Cuando Beth se entera de que su marido la lleva engañando durante meses y que están en la bancarrota, le pide ayuda económica a sus amigas para evitar que el banco se quede con su casa. Lamentablemente, ni Annie ni Ruby pueden ayudarla: la primera debe ahorrar para pagar a un buen abogado y la segunda para los medicamentos de su pequeña. Sin embargo, lejos de dejarse superar por una situación que a muchos llevaría hacia un ataque de ansiedad continuo, las tres deciden que ha llegado el momento de buscar otras vías de financiación.

La lotería podría ser una opción, pero las probabilidades de que les toque son tan pequeñas como el hecho de que alguna de ellas repitiese la hazaña de Chris Moneymaker, una jugada que por otra parte les habría proporcionado mucho más dinero del que necesitaban. Eliminadas de su lista cualquiera de las opciones que a todos se nos vendrían a la mente en un primer momento, este trío de lo más variopinto decide optar por un plan menos ortodoxo: robar el supermercado en el que trabaja Annie. El problema llega cuando se dan cuenta de que han sacado mucho más dinero del que pensaban, lo que las lleva a destapar una organización criminal a gran escala y en la que se ven involucradas sin querer.

Entre el drama y la comedia

El punto fuerte de Good Girls (y quizás también su punto débil) es que nada entre dos géneros muy diferenciados como lo son la comedia y el drama.

En general, las escenas en las que las chicas se ven envueltas “en problemas” son planteadas desde el humor, dejándonos imágenes de lo más cómicas como la de Ruby disparando a un hombre en un pie “sin querer” tras haberlo amenazado con la pistola de su marido o en la que Annie sincroniza su iPhone con el sistema de un coche robado. Querida Annie, en qué estarías pensando…

Sin embargo, estas escenas se contraponen a los dramas personales de cada una de las protagonistas, unas situaciones personales que son tan duras que provocan en el espectador sentimientos encontrados. Esto unido a la escasa duración de los capítulos, apenas 40 minutos por episodio, trae consigo que durante su visionado nos sintamos como en una montaña rusa.

A todo esto habría que sumarle una construcción de los personajes demasiado apresurada. Río (Manny Montana), el malo malísimo, aparece un día de la noche a la mañana sin que sepamos nada más que una pequeñísima parte de sus negocios. El personaje del marido de Beth, interpretado en la ficción por Matthew Lillard, genera rechazo y empatía a partes iguales, un planteamiento algo extraño si tenemos en cuenta que no se trata de un personaje principal, lo que nos lleva a pensar que el resultado final es más bien fruto del devenir de la historia que de un trabajo minucioso de creación.

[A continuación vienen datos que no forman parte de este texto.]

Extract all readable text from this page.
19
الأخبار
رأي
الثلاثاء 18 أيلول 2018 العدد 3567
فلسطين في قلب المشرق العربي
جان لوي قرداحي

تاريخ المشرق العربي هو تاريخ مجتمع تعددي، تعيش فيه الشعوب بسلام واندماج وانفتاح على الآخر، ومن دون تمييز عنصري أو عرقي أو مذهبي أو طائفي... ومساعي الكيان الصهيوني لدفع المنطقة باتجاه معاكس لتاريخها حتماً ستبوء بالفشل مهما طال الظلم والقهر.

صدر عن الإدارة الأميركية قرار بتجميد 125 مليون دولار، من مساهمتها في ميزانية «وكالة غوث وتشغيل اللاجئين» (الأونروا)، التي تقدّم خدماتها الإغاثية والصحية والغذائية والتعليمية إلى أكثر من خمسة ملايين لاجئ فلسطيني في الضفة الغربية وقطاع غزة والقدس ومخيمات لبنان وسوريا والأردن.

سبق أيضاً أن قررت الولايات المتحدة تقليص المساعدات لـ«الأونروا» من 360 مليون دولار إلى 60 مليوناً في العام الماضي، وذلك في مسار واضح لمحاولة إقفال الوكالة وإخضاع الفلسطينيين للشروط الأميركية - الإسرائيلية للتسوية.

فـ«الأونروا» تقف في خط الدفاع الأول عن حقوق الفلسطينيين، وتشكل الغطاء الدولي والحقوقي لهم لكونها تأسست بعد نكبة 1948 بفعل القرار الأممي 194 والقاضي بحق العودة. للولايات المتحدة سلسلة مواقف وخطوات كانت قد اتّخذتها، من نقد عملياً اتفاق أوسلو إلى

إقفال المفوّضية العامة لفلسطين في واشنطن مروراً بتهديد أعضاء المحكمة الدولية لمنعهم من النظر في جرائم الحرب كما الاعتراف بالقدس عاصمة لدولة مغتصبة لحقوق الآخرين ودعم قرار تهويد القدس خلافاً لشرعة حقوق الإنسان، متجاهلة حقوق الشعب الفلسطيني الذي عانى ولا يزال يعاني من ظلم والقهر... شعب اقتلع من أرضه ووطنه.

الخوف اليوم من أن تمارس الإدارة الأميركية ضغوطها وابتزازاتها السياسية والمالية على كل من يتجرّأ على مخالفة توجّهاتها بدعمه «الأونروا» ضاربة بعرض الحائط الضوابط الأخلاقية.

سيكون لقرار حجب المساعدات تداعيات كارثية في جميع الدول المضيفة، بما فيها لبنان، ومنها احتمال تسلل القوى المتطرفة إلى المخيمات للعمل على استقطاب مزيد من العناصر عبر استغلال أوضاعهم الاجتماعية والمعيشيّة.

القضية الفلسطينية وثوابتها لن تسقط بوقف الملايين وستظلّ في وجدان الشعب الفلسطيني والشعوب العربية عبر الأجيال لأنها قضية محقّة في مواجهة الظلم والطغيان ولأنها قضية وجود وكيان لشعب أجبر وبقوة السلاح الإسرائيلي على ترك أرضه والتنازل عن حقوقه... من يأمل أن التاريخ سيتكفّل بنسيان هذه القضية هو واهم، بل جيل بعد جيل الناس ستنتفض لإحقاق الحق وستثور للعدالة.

Lo mismo ocurre con Mary Pad, encarnada por Allison Tolman, un personaje que no trasmite nada y que gana protagonismo a medida que avanza la ficción para luego desinflarse sin más. Por no hablar de Boomer, interpretado por un David Hornsby que no consigue dejar clara la naturaleza de su personaje: ¿es bueno? ¿Es malo? ¿Está enamorado de Annie en secreto o la odia con todas sus fuerzas?

Todos estos elementos acaban por deslucir una serie que estaba destinada a brillar y que se ha quedado a medio camino del éxito. Good Girls no consigue llegar a la altura de otras grandes series de la plataforma como The Crown, Dark o Godless, sin embargo su estilo desenfadado y su toque de humor negro nos aseguran momentos muy divertidos frente al televisor. Una buena opción para hacer hacer un maratón de fin de semana.